For the next several Sundays, I’d like to introduce you to writers new and seasoned as they share what inspires them to put #PenToPaper. This week, meet Amy McNeil, who writes about being a transient writer and letting go.


Every writer has struggles, but what does a writer do if finding their place in the writers’ world closely resembles the dance of a floundering fish out of water. I know what I write matters, but I also know only a few will read it. Of those few, maybe one or two will read and interpret without criticism, critique, and curb the natural inclination to colorfully strike a word or phrase. They simply let the work stand alone, flawed as it be, and not expecting it to be the next great piece in literature to be read by students in two hundreds years claiming to have made an impact in the literary world. If those students are lucky, the teachers will pass down their cliff notes of what the writer meant through the choice of words and use of literary techniques. But, I ask, after the multitude of literature classes I have attended, “Did someone ever ask the writer those exact questions?”

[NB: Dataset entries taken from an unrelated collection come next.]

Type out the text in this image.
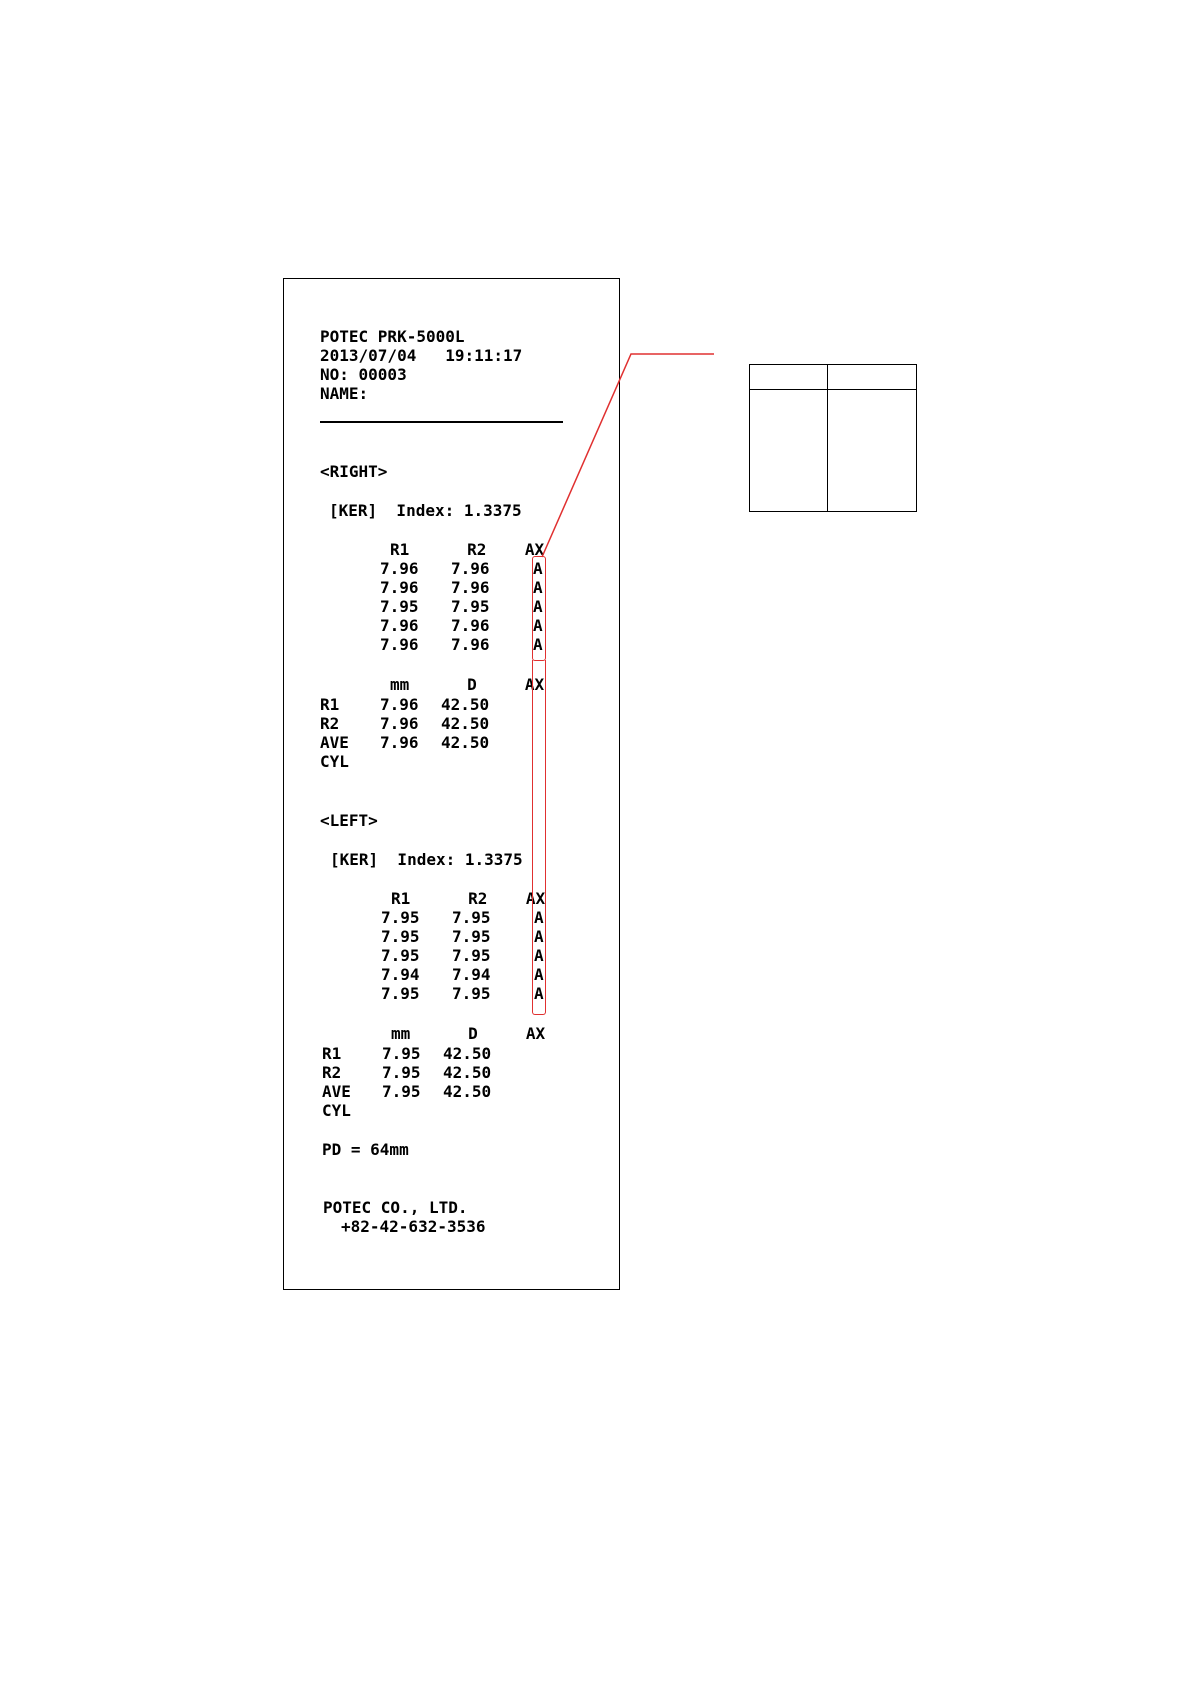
POTEC PRK-5000L
2013/07/04   19:11:17
NO: 00003
NAME:
<RIGHT>
[KER]  Index: 1.3375
R1      R2    AX
7.96 7.96	A
7.96 7.96	A
7.95 7.95	A
7.96 7.96	A
7.96 7.96	A
mm      D     AX
R1	7.96 42.50
R2	7.96 42.50
AVE 7.96 42.50
CYL
<LEFT>
[KER]  Index: 1.3375
R1      R2    AX
7.95 7.95	A
7.95 7.95	A
7.95 7.95	A
7.94 7.94	A
7.95 7.95	A
mm      D     AX
R1	7.95 42.50
R2	7.95 42.50
AVE 7.95 42.50
CYL
PD = 64mm
POTEC CO., LTD.
+82-42-632-3536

I have my writing faults and I wouldn’t wish my worst enemy any time in my head. When I write I assume the reader has the knowledge I do and they can see what I see. My grammar is an animal with an injured foot. I am an artist lacking the training to create a masterpiece but keep trying. My writing is a manic depressive state swinging high and low, forged in clarity and forgetfulness, and created between cramping hands and an empty page. I am a transient writer. Maybe a couple readers might remember me in a passing thought.

Recently after I read a review of a recent piece of mine, the reader covered my words in different colors of ‘suggestions.’ I felt pushed back further into the writer’s cave. More loose stones crumbled down from the ceiling and walls blocking what little light remained in my world. My first thought was maybe I should stick with abstract painting and magnetic poetry. In attempts to regain my writing self, I wrote a poem for my poetry group. In the last stanza I state I am the black and white text, never to be seen among the highlights and colors of the edited world.

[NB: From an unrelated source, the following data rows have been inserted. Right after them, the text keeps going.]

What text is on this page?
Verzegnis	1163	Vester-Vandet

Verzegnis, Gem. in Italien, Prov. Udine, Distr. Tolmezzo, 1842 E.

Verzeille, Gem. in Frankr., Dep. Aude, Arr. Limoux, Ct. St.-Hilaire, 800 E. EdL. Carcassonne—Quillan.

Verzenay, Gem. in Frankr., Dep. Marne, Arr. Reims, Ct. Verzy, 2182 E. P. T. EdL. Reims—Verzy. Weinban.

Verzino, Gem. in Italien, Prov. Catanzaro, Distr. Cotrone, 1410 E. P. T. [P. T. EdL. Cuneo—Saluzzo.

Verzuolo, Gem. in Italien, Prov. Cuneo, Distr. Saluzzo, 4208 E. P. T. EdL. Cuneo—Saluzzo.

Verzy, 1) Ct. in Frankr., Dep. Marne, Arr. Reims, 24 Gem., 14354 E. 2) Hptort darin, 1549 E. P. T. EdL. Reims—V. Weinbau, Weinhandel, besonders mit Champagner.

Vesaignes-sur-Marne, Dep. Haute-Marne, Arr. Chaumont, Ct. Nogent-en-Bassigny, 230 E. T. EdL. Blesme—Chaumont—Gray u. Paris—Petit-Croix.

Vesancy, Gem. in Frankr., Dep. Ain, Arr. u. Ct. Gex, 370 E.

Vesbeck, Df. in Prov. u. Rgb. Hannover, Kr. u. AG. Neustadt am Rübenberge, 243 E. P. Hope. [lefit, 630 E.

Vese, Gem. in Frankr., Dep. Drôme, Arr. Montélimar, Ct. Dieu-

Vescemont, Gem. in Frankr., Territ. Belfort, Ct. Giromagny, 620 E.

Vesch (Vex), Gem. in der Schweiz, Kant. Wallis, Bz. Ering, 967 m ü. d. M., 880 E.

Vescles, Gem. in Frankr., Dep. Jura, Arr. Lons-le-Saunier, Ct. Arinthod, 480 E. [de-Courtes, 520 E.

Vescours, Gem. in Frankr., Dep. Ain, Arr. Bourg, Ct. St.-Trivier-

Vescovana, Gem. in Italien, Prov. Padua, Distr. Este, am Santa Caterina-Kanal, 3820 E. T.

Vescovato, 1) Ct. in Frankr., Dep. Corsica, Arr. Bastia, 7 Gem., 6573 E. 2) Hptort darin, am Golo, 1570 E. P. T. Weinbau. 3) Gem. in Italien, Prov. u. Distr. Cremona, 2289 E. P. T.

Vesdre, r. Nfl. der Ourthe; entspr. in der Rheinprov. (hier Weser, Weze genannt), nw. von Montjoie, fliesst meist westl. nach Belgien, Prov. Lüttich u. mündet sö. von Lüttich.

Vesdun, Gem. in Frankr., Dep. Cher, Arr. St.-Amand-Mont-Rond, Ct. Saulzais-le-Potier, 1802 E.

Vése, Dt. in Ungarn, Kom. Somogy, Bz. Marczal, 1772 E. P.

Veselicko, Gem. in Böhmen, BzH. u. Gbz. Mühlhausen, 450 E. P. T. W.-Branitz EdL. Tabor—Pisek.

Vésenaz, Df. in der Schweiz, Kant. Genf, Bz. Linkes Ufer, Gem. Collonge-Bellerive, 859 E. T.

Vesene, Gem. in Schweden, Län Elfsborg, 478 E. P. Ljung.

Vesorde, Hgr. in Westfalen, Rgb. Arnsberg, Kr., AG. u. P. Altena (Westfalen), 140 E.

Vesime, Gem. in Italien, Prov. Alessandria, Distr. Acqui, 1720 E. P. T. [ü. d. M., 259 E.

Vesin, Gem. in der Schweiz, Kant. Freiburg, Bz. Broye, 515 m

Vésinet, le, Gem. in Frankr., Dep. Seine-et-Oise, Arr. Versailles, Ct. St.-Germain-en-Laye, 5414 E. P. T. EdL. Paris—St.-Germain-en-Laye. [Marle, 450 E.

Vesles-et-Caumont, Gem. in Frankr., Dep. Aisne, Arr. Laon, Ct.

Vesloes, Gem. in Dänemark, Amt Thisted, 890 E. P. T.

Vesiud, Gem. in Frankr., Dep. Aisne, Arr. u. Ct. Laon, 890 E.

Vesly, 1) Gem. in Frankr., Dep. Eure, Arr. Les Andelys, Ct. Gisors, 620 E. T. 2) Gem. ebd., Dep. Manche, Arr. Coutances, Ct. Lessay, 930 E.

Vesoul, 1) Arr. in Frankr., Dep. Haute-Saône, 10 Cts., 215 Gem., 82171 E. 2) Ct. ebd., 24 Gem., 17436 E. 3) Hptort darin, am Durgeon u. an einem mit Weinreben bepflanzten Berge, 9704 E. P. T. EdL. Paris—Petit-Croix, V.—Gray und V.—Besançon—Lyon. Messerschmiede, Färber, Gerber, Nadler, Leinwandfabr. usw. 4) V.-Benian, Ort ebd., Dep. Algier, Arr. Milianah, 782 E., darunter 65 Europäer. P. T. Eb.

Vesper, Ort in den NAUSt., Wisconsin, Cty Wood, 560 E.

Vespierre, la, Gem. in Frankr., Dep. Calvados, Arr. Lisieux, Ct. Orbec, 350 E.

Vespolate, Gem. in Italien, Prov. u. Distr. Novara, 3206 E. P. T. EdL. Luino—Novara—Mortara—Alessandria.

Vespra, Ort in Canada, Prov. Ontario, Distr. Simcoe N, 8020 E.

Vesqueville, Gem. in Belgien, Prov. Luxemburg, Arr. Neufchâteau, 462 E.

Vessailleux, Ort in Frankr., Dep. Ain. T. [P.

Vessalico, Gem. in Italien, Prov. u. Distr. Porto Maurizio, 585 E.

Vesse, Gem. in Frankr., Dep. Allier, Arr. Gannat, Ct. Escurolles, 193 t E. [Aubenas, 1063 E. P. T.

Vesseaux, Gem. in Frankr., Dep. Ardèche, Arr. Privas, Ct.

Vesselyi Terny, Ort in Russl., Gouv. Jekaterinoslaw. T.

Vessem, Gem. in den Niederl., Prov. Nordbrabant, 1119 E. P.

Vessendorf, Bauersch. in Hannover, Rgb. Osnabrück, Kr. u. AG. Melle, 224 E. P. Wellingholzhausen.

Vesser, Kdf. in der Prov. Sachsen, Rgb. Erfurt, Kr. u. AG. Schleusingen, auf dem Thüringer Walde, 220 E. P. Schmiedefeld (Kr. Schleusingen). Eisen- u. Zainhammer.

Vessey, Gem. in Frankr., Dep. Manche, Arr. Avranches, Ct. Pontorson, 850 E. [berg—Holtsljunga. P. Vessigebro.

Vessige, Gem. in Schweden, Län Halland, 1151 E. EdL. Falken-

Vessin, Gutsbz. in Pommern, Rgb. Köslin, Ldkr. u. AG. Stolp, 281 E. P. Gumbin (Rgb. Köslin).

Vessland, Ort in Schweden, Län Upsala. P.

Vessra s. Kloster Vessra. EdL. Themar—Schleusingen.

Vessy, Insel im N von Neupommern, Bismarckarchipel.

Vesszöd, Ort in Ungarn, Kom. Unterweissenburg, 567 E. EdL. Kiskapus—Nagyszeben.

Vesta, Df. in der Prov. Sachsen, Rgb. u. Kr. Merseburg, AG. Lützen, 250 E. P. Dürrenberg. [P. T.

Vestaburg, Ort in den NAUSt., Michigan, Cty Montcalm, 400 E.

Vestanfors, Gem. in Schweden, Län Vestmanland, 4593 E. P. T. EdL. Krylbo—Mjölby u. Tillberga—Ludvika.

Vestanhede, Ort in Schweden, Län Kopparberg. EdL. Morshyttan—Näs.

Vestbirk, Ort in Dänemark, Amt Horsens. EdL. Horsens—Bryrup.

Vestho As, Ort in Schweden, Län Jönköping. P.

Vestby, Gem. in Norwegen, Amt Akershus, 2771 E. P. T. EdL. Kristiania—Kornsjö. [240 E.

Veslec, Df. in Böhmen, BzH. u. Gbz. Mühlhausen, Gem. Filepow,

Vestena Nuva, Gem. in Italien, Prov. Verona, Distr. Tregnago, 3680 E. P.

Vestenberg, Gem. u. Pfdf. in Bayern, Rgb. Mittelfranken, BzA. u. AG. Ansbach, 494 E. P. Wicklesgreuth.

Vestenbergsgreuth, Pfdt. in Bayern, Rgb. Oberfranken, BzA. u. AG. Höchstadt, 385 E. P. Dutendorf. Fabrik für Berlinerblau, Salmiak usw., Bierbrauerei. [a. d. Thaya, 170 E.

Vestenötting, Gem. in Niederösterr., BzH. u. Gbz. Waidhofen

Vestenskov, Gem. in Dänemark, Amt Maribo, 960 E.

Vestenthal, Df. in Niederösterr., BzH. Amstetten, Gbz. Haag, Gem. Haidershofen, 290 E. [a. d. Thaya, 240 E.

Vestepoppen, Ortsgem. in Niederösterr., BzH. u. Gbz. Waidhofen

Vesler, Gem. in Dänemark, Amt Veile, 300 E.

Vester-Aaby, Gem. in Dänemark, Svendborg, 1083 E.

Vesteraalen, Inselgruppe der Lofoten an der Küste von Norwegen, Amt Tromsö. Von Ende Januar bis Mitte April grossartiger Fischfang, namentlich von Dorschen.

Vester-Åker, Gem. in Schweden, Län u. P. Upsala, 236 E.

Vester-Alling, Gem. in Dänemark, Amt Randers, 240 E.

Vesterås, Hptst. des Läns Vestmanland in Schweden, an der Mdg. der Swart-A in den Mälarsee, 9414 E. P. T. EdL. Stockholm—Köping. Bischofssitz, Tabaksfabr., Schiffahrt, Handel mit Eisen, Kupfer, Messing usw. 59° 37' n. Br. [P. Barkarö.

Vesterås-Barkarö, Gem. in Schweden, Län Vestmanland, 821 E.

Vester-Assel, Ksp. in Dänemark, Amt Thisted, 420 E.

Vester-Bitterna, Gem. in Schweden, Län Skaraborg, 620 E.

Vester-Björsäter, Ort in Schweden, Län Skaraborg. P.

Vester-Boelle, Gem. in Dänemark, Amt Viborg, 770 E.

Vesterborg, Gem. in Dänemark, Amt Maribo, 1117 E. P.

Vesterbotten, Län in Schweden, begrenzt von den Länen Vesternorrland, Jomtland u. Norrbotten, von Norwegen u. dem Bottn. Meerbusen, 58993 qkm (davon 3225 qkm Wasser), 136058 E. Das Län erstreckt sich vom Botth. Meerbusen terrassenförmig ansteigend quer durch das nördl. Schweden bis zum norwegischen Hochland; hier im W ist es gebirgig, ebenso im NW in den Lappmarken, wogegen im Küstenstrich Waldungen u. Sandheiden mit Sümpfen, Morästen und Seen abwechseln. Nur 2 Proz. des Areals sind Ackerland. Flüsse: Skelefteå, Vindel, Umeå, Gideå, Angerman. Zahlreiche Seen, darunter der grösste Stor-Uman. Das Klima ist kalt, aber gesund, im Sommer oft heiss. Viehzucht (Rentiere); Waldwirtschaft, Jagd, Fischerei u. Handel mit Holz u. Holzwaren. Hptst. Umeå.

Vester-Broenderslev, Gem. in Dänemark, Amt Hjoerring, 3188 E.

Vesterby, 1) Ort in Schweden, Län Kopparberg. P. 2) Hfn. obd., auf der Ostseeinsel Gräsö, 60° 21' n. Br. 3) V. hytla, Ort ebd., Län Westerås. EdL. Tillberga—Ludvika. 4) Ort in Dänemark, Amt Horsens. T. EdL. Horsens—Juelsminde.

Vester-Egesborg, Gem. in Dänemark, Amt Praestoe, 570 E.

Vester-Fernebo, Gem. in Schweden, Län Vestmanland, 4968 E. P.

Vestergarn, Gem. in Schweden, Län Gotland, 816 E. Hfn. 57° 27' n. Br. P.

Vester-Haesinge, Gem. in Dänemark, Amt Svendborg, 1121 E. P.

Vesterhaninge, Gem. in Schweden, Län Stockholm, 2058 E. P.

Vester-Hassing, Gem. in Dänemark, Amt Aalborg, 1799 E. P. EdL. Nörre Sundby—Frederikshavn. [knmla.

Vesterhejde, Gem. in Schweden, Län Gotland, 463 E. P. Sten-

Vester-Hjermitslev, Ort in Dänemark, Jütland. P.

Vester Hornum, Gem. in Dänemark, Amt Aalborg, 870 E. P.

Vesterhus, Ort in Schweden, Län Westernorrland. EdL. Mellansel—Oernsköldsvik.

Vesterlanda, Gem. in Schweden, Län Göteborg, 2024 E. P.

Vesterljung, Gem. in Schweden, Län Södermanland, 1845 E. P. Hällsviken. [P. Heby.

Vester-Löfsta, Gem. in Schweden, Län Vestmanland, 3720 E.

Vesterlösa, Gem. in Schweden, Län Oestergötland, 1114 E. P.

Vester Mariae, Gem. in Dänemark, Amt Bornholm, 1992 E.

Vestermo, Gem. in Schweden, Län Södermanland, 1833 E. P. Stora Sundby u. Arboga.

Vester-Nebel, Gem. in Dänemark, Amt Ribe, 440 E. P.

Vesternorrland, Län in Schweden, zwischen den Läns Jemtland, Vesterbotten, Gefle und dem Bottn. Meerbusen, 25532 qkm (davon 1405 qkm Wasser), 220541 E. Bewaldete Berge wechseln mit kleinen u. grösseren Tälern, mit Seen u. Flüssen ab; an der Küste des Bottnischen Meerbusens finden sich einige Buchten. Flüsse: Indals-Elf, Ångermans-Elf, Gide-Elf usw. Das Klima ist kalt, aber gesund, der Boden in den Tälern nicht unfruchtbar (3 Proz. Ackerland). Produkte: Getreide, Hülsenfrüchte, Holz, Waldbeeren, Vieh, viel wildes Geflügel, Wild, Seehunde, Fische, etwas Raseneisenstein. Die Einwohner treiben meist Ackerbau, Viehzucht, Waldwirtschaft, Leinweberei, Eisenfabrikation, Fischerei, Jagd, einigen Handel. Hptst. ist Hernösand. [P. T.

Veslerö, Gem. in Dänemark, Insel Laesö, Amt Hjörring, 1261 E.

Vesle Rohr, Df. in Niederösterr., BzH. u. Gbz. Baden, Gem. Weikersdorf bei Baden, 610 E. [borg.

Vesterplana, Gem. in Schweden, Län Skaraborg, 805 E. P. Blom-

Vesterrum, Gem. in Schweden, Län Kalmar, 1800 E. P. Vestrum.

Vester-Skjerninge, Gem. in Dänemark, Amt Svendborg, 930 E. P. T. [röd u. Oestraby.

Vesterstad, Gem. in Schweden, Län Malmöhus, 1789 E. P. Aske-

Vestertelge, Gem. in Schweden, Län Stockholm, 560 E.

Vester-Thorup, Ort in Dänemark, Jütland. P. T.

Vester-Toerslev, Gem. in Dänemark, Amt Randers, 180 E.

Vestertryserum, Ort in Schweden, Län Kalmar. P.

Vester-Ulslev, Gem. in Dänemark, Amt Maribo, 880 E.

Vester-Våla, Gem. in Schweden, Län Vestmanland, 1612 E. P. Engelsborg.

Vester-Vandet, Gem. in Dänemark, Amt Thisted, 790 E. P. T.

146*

This was my moment of letting go. Poetic venting in the hopes to push through a feeling of the final step of my grieving process of releasing a writing dream sucked into a literary blackhole. A writers’ block for the universe. I may have the words, but if no one reads them, do they exist? So many stars to give hopes and dreams for tiny minds on a planet. I am however a star so far away. Maybe in a hundred years and by chance, someone might see my pulsing glow.

I always wrote for me, but rarely did I share me with the world. I had to let go of not just the dream, but the fear attached to it. The world may never know me as the next great American author, but I can write and share myself with the world without fear. I try for myself now. Either no one will read it or the edits would be so many, I would remain invisible. For the first time, I am able to write without limits.

~

Amy McNeil is a mother of three and shares her life with her best friend/partner. She has been a writer since childhood. Her credits include school literary magazines, small community newspapers, and newsletters for fun and non-profits.

She continues to work on her novella and poetry solely for the magic of telling the stories in her imagination and moments in her life.